I’d approach it warily. Take a couple of deep breaths. Fortify myself with coffee. Because checking my e-mail was like having a community board meeting for the Rainbow Curriculum suddenly appear in our apartment with all of the bigots shouting, “You Commie faggots should get your repulsive asses to Cuba if you love it so much.” “I hope you all get AIDS.” Weirdly, they’d toss in a few heartfelt pleas to understand the Cuban American community that was so easy to bash, and then start in again hating on the fucking faggots, our miserable homo flesh.
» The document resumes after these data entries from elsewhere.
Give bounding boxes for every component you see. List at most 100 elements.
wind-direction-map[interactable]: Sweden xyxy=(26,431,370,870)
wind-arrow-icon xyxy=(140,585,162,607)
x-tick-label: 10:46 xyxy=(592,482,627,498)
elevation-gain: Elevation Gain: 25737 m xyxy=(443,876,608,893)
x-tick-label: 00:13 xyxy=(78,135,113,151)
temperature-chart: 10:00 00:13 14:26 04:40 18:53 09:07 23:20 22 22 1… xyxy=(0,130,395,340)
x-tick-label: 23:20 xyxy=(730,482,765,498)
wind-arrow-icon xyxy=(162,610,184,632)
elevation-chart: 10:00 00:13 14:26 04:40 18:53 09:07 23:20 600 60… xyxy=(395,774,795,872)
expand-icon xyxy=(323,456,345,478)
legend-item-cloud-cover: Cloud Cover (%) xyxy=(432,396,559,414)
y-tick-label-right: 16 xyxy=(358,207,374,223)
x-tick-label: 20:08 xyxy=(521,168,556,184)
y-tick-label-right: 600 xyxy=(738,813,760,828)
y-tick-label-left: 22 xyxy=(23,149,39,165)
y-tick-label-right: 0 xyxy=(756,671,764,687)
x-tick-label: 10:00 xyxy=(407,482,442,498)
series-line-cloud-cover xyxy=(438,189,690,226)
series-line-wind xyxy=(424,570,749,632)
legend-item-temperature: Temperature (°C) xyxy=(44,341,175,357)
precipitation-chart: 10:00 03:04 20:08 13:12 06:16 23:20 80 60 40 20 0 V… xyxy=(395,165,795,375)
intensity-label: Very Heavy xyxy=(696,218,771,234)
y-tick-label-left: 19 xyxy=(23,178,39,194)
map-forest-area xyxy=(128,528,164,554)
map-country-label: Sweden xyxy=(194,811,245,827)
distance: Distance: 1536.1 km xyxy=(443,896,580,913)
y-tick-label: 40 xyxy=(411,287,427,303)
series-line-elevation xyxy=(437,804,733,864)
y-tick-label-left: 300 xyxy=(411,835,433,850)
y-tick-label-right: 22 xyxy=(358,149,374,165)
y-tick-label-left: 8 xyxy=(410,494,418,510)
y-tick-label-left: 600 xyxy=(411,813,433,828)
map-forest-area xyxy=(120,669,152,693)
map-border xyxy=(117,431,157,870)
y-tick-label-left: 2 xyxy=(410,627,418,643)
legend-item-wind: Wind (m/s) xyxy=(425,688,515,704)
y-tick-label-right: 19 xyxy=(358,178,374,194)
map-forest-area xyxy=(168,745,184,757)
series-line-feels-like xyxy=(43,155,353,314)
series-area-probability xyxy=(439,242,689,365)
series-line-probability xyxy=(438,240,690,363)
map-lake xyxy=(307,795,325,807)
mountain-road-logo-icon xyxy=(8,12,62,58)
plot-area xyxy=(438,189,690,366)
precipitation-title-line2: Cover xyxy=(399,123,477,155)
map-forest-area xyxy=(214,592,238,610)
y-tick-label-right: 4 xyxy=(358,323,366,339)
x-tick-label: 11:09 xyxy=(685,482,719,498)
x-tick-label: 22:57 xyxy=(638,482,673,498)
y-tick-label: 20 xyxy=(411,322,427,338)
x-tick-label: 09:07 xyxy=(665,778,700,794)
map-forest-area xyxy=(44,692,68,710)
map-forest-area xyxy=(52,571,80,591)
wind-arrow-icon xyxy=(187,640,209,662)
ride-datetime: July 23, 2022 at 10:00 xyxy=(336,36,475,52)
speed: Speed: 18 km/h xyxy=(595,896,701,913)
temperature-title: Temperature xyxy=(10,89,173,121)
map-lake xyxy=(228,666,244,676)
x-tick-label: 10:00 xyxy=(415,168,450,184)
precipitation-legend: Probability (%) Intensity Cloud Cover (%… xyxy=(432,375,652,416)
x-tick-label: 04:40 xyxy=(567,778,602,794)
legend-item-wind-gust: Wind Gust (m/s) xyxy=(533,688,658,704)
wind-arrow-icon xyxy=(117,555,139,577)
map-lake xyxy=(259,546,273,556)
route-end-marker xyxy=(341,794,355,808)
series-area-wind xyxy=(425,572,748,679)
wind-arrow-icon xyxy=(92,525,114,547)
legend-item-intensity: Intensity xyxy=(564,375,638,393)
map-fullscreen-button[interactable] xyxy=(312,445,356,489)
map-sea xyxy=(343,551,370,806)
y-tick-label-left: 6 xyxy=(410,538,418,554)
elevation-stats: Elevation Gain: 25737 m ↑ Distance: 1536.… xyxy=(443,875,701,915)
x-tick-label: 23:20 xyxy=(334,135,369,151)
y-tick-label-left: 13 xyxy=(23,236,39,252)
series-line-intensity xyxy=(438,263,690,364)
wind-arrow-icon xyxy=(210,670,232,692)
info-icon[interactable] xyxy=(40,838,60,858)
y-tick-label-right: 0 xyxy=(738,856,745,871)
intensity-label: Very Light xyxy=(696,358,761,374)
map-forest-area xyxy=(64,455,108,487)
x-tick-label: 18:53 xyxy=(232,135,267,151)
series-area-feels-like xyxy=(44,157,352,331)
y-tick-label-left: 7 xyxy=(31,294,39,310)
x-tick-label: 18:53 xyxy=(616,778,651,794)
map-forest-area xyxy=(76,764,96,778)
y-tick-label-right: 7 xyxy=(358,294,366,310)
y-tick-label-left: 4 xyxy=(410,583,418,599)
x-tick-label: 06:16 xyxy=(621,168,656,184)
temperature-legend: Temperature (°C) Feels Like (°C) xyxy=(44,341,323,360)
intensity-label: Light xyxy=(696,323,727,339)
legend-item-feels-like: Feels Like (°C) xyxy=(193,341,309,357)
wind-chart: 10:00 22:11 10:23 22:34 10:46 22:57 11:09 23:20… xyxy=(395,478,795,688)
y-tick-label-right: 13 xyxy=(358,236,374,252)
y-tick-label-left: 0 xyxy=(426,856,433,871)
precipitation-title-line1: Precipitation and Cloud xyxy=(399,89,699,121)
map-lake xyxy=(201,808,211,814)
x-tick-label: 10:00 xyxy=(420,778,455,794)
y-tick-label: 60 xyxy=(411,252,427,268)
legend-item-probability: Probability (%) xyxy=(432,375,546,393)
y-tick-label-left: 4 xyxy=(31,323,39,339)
I begged Ana to shut them up, come out as Cuban, play the jail card. But she refused to claim that authority. “It will mean you, as a Kentucky girl, have nothing valuable to say about Cuba. And Cubans have nothing to say about the rest of the world.” So their vomit kept pouring into my computer.

It wasn’t all bad, that closeness. When we covered Puerto Rican activists trying to get the U.S. Navy to quit bombing their island of Vieques, a gay man with a guest house a few minutes from the range got in touch and contributed a couple of stories. Ana swapped e-mails with journalists in Namibia who were trying to keep their newspaper alive, under pressure to quit writing about government abuses, which included attacks on queers. They seemed a lot like us. Modest, but determined. Flying by the seat of their pants. In 2002, a guy wrote us from Venezuela to say there was a coup going on there, largely backed by U.S. interests. Could you please cover it? With his help, we ended up publishing a story before the
New York Times.
Now, he’d be using Twitter or posting on his own blog or Facebook. But then, small as we were, it was often just us looking so far outward and welcoming people in. We made a new kind of community online, defined partly by identity and issues, but above all a certain rebellion against meanness, stupidity, and hate.

We took things personally, wrote so intimately about our new friends that many readers decided we were neighbors, and once we had the Spanish-language section going, we’d get these letters from Guatemala or Mexico wanting advice on local gay stuff. In truth, problems weren’t much different from place to place, especially when it came to queers. Time itself seemed to stick and repeat like Gertrude Stein or Mozart or mountain ranges. History, like nature, wasn’t based on arcs but fractals. When Namibia’s Sam Nujoma declared homos “un-African and unnatural,” “European,” and a national threat to independence, he was just repeating variations on a theme begun by the Cuban government of the 1960s and ’70s that used to accuse people like José Mario, like Ana, of perverting the revolution, being a foreign influence. They goaded citizens to violence, sent us fleeing in droves.